范成明:“為你那鄰居吧?”
段曉棠:“嗯。”
范成明:“他也是倒霉,吏部那群人不是東西。”
能被范成明評價為不是東西,那肯定不是南北。
段曉棠:“說來聽聽。”
范成明繪聲繪色講述不久前帥帳內發生的一切。
段曉棠只評論三個字,“爛透了。”
范成明:“所以還是南衙、我們王爺好啊!”
南衙諸衛也講出身,如孫安豐等紈绔子弟,初授官比尹金明等人上陣搏殺數年積功累升的還高。

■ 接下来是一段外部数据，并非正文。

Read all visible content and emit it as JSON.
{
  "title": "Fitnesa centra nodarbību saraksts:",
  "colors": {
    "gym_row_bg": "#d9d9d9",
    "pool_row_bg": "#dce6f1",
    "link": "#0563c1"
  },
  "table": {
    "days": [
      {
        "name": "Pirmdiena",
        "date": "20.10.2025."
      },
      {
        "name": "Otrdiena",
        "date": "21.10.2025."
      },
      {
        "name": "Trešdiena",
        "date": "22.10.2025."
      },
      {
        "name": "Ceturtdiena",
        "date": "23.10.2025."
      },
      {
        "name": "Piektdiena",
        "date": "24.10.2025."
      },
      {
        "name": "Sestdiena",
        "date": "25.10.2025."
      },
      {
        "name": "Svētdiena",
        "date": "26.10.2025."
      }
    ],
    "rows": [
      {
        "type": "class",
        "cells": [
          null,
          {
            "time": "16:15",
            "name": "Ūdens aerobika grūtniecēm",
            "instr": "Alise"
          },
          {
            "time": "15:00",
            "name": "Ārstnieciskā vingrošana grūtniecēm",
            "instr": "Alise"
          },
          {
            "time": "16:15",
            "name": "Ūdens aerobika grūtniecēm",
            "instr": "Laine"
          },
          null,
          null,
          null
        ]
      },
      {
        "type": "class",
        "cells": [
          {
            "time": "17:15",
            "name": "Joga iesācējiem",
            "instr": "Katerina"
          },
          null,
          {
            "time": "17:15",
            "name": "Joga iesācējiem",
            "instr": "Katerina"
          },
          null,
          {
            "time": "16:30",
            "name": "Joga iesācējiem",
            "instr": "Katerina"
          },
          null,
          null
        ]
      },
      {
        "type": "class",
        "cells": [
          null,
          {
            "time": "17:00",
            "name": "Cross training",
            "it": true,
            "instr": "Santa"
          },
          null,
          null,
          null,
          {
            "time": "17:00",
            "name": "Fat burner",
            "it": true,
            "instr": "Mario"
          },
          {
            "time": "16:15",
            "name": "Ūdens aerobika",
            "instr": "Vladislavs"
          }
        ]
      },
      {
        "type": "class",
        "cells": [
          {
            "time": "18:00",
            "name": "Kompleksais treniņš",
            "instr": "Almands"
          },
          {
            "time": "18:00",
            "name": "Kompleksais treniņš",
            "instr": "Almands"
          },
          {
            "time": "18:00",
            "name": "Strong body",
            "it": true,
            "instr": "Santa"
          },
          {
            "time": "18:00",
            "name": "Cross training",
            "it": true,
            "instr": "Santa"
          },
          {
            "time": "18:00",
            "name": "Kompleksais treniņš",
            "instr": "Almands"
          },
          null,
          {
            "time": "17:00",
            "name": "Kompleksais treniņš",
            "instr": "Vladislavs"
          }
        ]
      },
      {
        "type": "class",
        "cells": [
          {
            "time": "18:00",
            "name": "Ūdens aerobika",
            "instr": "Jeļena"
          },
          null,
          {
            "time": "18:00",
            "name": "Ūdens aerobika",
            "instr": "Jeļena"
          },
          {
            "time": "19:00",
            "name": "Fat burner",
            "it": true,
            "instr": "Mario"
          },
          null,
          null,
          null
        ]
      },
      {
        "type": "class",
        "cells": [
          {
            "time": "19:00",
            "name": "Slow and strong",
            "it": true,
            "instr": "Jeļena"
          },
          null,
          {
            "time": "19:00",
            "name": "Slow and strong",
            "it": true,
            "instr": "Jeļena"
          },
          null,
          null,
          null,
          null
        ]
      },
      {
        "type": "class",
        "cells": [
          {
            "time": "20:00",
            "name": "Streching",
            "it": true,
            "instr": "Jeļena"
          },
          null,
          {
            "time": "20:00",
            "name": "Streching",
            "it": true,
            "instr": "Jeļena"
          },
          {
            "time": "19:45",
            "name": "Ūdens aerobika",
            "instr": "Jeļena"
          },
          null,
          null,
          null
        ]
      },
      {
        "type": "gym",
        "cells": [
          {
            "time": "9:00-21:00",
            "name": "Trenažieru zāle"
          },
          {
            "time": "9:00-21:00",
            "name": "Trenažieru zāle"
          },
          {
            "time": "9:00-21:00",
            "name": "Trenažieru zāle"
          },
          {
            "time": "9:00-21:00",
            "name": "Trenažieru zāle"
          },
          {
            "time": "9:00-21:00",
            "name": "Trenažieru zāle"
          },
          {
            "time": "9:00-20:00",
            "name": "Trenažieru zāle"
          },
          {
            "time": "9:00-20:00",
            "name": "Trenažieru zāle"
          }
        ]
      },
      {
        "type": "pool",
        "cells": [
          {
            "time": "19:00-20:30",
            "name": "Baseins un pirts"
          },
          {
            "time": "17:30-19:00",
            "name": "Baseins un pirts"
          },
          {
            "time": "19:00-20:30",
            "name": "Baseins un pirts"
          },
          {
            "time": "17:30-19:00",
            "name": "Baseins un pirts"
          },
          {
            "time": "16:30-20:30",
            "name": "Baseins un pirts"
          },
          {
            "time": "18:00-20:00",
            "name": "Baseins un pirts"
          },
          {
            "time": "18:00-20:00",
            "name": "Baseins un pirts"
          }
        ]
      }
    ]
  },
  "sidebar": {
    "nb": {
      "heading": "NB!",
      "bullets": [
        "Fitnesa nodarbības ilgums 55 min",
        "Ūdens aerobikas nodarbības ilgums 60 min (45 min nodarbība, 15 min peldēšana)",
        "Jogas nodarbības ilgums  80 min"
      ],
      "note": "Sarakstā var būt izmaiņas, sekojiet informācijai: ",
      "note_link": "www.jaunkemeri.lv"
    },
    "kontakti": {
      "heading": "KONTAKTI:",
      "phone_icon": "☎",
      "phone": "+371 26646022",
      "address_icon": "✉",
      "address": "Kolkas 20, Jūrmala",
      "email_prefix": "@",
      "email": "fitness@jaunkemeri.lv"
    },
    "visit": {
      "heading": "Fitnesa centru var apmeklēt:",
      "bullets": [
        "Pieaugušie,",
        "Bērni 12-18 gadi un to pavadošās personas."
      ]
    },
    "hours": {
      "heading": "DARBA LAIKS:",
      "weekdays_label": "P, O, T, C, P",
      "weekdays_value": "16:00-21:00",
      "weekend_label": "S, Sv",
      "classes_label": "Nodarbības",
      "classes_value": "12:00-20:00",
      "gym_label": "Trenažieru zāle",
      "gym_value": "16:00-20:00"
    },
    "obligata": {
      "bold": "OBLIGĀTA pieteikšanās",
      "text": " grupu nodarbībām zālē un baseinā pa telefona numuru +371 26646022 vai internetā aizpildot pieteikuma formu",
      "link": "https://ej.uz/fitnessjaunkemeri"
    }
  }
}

范成明更不用提,他的,同期的莊旭寧封等人現在都沒有達到。
段曉棠對這群將門子弟亦有更高的期待,指望他們兵馬戰陣嫻熟,能讓右武衛的實力再上一層樓。結果全才太少,只能擇其長處而使之。
但軍隊比朝堂更公平是不爭的事實,寒門庶族更容易往上爬,至少不會因為一句出身不高被黜落。
范成達當初把弟弟塞進右武衛,也是想走蹭軍功的路子。
我就蹭蹭,不搶!心懷利器殺心自起,真要將人搏命換來的軍功搶了,逼到退無可退,只怕有命搶沒命享。
軍中將士不怕敵人猛如虎,只怕上司下屬同袍是個蠢貨,一不小心把自己坑進去。
軍隊中可以有庶族出身的將領,朝堂卻鮮有寒門高官的先例。
因為朝堂是另一套游戲規則,生怕旁人太聰明,顯不出自己來。若太極殿上站的全是廢物,想必風氣煥然一新,和氣得緊。唯獨真正的聰明人位列其中,格外痛苦。
范成明說一句肺腑之,“你那鄰居想回長安做官是不可能了。”
諸衙司派遣出十來個屬員出京公干,不是陸德業一個人能決定的。